The failure occurred due to our fault. Its main components:
insufficient testing before the operation (delayed errors were not excluded);
incompletely tested interaction between Suse Linux Enterprise Server and Infiniband;
incomplete startup scripts in case of an accident.
All these errors are a consequence of the human factor. Perpetrators are barred from any action on production servers.
Why did the support service respond so slowly?
The answer is simple: at the time of the accident, the load on the technical support service increases many times. The support service was connected to the elimination of the accident: compiled lists of victims, monitored the launch after troubleshooting, helped the system administrators in every way.
Why during the accident they didn’t communicate with me on the forum / Habrahabr / Twitter and didn’t tell what was happening.
All the people who were able to accurately understand and explain what was happening were engaged in eliminating the consequences. Spending time on people solving the problem was extremely impractical.
Will something like this happen again?
At the moment, all work is suspended. The only thing that is done is the restoration of functionality disabled for the duration of the work. A new regulation of preparation for work has been approved, which includes testing the performance of the entire system as a whole after any planned changes to its nodes.
On my own behalf, I want to apologize to those to whom I did not answer the messages that you sent to my inbox. I do not have time to physically process such a stream of letters.
I want to say on my own behalf, you really Maxim think that this is a worthy explanation ... Although what I’m talking about, how you conduct business, is explained.

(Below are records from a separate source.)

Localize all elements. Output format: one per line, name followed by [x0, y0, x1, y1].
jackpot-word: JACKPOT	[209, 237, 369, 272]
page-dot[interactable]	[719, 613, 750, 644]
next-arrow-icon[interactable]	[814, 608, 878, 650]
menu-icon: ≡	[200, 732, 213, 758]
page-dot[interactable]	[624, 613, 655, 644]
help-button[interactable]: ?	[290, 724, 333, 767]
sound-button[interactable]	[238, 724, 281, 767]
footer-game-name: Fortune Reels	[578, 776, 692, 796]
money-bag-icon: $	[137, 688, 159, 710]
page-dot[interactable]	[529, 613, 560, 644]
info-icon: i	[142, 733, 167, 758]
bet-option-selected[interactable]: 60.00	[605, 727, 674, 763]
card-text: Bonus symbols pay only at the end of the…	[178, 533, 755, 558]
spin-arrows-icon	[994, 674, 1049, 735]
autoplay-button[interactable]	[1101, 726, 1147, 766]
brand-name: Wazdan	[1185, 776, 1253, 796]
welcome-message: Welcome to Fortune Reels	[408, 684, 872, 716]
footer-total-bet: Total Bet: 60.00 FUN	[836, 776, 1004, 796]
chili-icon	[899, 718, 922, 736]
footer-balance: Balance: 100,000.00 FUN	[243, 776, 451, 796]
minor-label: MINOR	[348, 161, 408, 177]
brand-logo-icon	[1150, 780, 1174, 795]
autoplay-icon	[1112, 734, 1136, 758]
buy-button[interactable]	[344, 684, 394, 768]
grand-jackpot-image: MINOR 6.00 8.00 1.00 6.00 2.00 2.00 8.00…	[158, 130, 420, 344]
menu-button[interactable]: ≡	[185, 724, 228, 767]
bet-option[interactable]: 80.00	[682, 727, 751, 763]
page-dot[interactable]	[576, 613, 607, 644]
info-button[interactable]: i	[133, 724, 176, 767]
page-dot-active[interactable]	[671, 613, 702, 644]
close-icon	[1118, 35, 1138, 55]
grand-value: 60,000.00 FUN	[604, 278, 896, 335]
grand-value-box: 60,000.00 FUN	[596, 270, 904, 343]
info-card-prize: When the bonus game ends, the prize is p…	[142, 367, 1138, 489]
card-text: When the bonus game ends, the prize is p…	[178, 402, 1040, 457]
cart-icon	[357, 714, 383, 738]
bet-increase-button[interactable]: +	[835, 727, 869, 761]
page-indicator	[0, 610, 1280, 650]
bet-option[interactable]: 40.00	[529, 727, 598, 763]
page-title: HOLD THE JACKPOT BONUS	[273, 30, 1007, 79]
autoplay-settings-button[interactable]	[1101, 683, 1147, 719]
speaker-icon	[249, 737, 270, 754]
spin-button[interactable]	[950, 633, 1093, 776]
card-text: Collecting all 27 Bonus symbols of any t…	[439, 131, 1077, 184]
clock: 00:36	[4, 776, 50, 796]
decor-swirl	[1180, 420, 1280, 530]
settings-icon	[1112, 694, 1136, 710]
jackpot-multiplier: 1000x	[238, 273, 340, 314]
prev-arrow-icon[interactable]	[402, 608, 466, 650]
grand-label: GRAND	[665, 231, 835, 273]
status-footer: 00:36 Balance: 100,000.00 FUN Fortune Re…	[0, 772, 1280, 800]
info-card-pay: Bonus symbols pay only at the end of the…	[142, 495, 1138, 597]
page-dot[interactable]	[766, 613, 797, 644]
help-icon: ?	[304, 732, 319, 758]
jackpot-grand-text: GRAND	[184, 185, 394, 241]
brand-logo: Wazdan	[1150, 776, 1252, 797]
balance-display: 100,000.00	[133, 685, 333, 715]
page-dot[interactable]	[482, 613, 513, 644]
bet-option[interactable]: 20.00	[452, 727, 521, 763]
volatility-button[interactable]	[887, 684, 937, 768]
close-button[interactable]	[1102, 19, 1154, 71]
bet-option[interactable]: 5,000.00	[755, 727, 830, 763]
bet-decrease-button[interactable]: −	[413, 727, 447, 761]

They themselves have only done worse.
UPDATE 19:45: I have the remaining 2 servers running on different accounts.
UPDATE 19:15: The story continues. I already moved out as the main project, but judging by the comments, there are still problems. At the moment, the Claude forum looks like this:
And the work schedules of one of my servers over the past 6 hours are:
Do you leave and do not even say goodbye?
UPDATE 07:10: more than 18 hours. All servers have risen. It's time to move! Apparently the employees of Claudia have already come to work, slept well and turned on the server :)
UPDATE 04:30: more than 15 hours.Then I would like to see the surnames responsible for the fall. Almost 5 o’clock in the morning, I wait until the servers are raised to pick up the latest current backups. But something tells me that the Claude employees have long gone to sleep at home ...
UPDATE 02:00: 13 hours. Dear Claude employees, it’s just cuddling and disrespect to customers! I hope after this fall all or most of you will leave. For all your downtime on all servers, more money is lost than your entire hosting costs! Moreover, the reputation of one project, which now cannot be restored for any money, was undermined, I made compensations and bonuses as much as I could to my users for your every drop. I can’t imagine what to do now.
Your cloud service costs nothing morewith such uptime. To say that I hate you is to say nothing. Thank you again for your quality and attitude .
UPDATE 23:00: 10 hours lying. No, well this is too much gentlemen. Everything is so fault-tolerant that you cannot raise it for 10 hours.